Why speed? Same reason your thumb over a garden hose makes the water shoot farther. Narrow the channel and the blood has to accelerate to get the same volume through. So as a stenosis tightens, the peak speed Doppler measures climbs — and radiologists use established velocity thresholds to sort mild from moderate from severe. (The exact cutoffs come from validated criteria, not vibes, so I won't quote numbers I can't anchor.)

Clinical Pearl

Always check flow direction, not just speed. Reversed flow in the vertebral artery — blood running backward down it to feed an arm starved by a tight proximal subclavian narrowing — is the classic tip-off for subclavian steal. The waveform shape is doing real diagnostic work, not just decorating the screen.

Arterial vs venous: two different waveforms

The last skill is reading the shape of the spectral waveform, because arteries and veins flow in completely different rhythms.

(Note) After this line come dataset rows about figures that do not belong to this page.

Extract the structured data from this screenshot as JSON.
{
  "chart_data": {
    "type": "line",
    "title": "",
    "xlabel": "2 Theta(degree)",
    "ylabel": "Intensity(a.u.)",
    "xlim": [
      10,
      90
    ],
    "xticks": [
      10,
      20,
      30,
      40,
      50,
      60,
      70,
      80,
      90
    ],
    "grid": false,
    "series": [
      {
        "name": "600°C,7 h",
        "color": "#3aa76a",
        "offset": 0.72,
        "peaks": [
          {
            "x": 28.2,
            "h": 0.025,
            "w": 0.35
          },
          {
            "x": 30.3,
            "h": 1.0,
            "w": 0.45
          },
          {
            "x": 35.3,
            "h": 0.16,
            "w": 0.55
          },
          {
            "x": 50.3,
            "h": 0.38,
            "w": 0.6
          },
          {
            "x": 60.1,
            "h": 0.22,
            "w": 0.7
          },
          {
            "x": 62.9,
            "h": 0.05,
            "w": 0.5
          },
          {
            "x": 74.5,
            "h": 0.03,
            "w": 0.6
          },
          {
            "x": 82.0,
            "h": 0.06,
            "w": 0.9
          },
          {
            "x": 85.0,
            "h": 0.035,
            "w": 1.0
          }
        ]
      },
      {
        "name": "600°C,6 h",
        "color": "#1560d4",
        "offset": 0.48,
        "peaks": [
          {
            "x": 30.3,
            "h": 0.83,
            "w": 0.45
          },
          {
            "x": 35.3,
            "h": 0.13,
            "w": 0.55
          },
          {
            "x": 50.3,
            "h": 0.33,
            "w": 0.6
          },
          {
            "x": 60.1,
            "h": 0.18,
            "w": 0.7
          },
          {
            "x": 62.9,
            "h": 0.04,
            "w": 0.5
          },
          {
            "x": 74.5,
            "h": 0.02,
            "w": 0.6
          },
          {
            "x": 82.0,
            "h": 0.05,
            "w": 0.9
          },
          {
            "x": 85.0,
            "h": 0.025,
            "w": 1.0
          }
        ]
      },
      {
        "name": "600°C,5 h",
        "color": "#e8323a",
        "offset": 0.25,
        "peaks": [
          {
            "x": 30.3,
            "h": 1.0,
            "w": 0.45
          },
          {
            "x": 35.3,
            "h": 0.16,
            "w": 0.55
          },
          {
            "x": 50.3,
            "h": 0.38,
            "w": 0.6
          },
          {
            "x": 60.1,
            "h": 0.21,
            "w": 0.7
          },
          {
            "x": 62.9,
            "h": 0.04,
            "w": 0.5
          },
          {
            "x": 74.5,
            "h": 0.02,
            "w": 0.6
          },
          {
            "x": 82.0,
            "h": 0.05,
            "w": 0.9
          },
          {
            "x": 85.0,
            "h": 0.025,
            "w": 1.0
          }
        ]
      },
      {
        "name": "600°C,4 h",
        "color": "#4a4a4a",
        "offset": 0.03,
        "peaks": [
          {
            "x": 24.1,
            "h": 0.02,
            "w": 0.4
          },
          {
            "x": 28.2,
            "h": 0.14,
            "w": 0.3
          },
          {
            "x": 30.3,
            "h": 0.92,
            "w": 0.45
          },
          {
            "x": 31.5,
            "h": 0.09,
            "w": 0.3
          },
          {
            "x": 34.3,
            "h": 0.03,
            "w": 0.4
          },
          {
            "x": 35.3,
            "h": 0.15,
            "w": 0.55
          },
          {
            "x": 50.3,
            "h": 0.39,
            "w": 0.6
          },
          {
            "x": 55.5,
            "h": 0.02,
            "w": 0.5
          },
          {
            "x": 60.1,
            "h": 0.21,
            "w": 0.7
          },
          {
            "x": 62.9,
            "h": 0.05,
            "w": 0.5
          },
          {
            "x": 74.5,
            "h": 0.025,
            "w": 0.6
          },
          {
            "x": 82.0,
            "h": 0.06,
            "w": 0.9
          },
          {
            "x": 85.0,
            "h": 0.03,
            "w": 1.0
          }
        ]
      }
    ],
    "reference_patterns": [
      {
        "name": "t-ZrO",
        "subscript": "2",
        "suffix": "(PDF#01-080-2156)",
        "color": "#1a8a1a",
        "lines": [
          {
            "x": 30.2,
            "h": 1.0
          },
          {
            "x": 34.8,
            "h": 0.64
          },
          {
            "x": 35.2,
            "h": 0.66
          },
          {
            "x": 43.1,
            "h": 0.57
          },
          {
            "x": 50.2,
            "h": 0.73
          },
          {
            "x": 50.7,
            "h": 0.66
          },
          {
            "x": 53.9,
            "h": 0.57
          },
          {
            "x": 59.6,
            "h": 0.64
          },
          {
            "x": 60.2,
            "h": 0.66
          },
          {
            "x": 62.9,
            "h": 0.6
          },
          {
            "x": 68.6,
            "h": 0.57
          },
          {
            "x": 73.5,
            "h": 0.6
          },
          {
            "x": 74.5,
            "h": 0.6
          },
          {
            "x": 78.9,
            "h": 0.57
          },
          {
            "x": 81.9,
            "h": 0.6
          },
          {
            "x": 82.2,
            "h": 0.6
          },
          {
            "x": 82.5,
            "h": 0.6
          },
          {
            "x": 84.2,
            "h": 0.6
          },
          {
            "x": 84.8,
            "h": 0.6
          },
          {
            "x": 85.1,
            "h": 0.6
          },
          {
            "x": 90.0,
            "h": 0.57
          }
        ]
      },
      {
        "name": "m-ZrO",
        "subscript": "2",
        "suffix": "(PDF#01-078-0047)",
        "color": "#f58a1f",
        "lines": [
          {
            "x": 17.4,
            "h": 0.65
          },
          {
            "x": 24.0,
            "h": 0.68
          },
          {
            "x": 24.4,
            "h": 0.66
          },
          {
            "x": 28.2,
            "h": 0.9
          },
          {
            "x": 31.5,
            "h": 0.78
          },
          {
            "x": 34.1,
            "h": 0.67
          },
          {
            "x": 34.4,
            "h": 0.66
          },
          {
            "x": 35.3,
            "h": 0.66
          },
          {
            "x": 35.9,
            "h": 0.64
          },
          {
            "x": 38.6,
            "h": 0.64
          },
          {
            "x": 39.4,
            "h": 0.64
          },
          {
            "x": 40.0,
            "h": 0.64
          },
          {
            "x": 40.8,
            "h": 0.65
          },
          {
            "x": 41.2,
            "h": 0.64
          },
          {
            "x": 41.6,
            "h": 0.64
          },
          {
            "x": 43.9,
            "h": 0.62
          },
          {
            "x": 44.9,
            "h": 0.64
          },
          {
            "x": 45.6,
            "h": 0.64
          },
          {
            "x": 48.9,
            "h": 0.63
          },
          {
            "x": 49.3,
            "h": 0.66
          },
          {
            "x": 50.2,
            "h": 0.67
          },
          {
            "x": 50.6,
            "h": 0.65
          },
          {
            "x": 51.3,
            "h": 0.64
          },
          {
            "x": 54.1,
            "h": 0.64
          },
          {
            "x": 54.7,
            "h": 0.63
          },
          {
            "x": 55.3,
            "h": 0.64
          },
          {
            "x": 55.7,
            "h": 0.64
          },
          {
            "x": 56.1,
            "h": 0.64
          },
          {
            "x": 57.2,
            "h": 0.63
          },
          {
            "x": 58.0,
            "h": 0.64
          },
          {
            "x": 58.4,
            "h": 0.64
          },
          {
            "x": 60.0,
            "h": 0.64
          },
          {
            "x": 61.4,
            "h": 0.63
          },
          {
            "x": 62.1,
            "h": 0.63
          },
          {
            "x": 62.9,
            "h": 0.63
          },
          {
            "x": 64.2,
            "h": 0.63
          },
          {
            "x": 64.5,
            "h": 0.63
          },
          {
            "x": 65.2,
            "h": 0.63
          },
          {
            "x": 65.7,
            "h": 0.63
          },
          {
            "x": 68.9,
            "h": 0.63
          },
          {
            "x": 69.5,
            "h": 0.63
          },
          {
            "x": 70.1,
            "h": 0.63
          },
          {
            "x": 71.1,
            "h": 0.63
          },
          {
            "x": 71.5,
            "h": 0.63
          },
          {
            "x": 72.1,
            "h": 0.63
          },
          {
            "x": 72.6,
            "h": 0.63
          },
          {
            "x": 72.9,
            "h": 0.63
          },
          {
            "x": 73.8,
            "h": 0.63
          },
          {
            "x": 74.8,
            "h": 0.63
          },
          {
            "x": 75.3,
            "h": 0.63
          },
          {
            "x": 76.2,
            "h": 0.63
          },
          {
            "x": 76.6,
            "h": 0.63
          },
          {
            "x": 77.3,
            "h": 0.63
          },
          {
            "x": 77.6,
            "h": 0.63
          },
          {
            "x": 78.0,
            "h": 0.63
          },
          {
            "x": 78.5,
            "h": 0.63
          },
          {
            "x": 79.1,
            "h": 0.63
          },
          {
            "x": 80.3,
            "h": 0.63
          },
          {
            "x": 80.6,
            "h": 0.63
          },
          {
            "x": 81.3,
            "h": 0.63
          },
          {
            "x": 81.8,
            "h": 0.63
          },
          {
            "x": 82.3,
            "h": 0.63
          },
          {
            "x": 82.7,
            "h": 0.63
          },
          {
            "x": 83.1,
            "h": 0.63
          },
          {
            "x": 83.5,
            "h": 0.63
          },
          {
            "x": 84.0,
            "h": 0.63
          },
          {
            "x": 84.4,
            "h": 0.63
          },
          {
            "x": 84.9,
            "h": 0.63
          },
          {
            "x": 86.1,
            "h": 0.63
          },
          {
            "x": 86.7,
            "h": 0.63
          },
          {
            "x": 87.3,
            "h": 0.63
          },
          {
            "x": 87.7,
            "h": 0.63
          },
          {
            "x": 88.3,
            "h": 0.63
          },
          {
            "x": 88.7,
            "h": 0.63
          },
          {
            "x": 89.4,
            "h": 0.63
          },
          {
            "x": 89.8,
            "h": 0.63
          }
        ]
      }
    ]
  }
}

FeatureNormal arteryNormal vein
Driving forceThe heartbeatLow-pressure return to the chest
WaveformPulsatile, sharp systolic spikesGentle, undulating
Varies withEach heartbeatBreathing (phasicity)
Probe compresses it?No (until you push hard)Yes, flattens easily

Veins are the mellow ones — flow rises and falls softly as you breathe, a feature called phasicity. Lose that gentle respiratory variation and the waveform goes flat and continuous, which hints at a blockage upstream (between the probe and the heart) that you can't see directly. Arteries are the dramatic ones: crisp, pulsatile spikes. In peripheral arterial disease, a tight upstream narrowing softens those sharp spikes into a lazy, rounded, delayed waveform — the tardus-parvus pattern, which is just Latin for "late and small."

The findings that make you move fast

Most of vascular US is methodical, but a handful of results mean stop scrolling and pick up the phone: a non-compressible deep vein (DVT, with its risk of traveling to the lungs), a markedly elevated carotid velocity (a high-grade stenosis perched to cause a stroke), and absent arterial flow in a cold, pulseless limb (acute limb ischemia, where the clock is muscle and nerve).

The unifying lesson is the same one we started with: vascular US isn't about pretty anatomy. It's about flow — present or absent, fast or slow, forward or backward. Keep asking that one question and the whole field gets a lot less intimidating.